Mark Halperin, Wrong Again -- and John King tries to explain away his own employer's poll

Time's Halperin says McCain won the debate handily, giving him an A- to Obama's B.

Halperin on McCain: “During the first half of the debate, showed off the best of himself -- dedicated, sincere, patriotic, cheery, earnest, commanding--all without seeming old or anxious. Even scored some points in the 'change' category, against the candidate who has owned the theme. ... if a majority of persuadable voters watched the debate, they saw why McCain's advisers have faith in him and still believe he can win this race.”

Halperin on Obama: “During the first half of the debate, too often displayed his worst traits--petty, aloof, imperious--and behaved as if he had someplace better to be, although he became warmer and more engaged as the evening progressed.
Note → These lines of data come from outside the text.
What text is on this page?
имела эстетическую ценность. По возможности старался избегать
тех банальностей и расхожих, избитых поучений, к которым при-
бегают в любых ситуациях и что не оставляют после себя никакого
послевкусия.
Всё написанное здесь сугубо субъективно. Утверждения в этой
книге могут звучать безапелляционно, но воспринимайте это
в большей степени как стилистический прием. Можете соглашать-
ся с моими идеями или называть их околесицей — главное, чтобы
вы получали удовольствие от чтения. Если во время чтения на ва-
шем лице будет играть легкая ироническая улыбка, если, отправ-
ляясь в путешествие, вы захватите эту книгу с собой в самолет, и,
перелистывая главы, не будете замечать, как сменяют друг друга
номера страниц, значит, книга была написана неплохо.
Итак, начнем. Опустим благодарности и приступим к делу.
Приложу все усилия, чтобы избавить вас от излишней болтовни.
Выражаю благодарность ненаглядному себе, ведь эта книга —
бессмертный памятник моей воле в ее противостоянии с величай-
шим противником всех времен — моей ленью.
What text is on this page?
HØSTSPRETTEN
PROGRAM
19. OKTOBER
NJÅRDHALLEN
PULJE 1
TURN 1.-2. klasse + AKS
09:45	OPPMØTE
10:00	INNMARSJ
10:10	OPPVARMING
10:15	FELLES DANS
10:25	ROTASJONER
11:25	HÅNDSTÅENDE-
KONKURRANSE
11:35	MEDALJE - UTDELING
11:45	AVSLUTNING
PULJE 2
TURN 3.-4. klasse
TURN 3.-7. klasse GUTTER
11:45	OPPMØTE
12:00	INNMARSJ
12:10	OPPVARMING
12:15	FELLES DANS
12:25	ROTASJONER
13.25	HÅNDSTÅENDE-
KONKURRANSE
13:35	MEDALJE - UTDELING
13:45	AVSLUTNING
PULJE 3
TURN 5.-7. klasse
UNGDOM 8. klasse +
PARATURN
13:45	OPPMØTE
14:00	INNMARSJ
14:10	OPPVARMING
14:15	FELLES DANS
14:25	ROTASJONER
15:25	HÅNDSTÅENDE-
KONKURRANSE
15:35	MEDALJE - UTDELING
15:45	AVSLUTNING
Did not seem to have an explicit strategy; instead, he answered the questions piecemeal as they came his way, without driving a message or even a theme. Retained his consistently unflappable air, and had a few fine moments. If he was sitting on his lead, it worked - but perhaps at the expense of relinquishing part of it.”

CNN's poll of debate viewers found that 58 percent thought Obama won; only 31 percent thought McCain won. 66 percent thought Obama expressed his views more clearly; only 25 percent thought McCain did. 56 percent said Obama seemed to be the stronger leader; only 39 percent said McCain. 70 percent said Obama was more likable; only 22 percent said McCain.

CBS polled uncommitted viewers, and found that by a 53-22 margin, they thought Obama won.

UPDATE: CNN's John King keeps trying to spin away CNN's poll, saying he's very skeptical because viewers skewed Democratic. But Campbell Brown has detailed the exact breakdown several times, with John King sitting right there. 40 percent of debate watchers were Democrats, 30 percent were Republicans, 30 percent were independents. If that skews in favor of the Democrats in comparison to the general electorate, it does so only slightly -- nowhere near enough to explain away, as King keeps trying to do, the huge margins by which debate viewers preferred Obama.

UPDATE 2: Further undermining King's skepticism: CNN's poll found 57 percent of independents who watched the debate thought Obama won; only 31 percent thought McCain won.

UPDATE 3: Nate Silver: King is “a little bit out of line in critiquing his own poll, which he's said is skewed toward Democrats (the sample was something like D40, R30). It's skewed toward Democrats because America is skewed toward Democrats! The party ID split in the country right now is very close to 40/30.”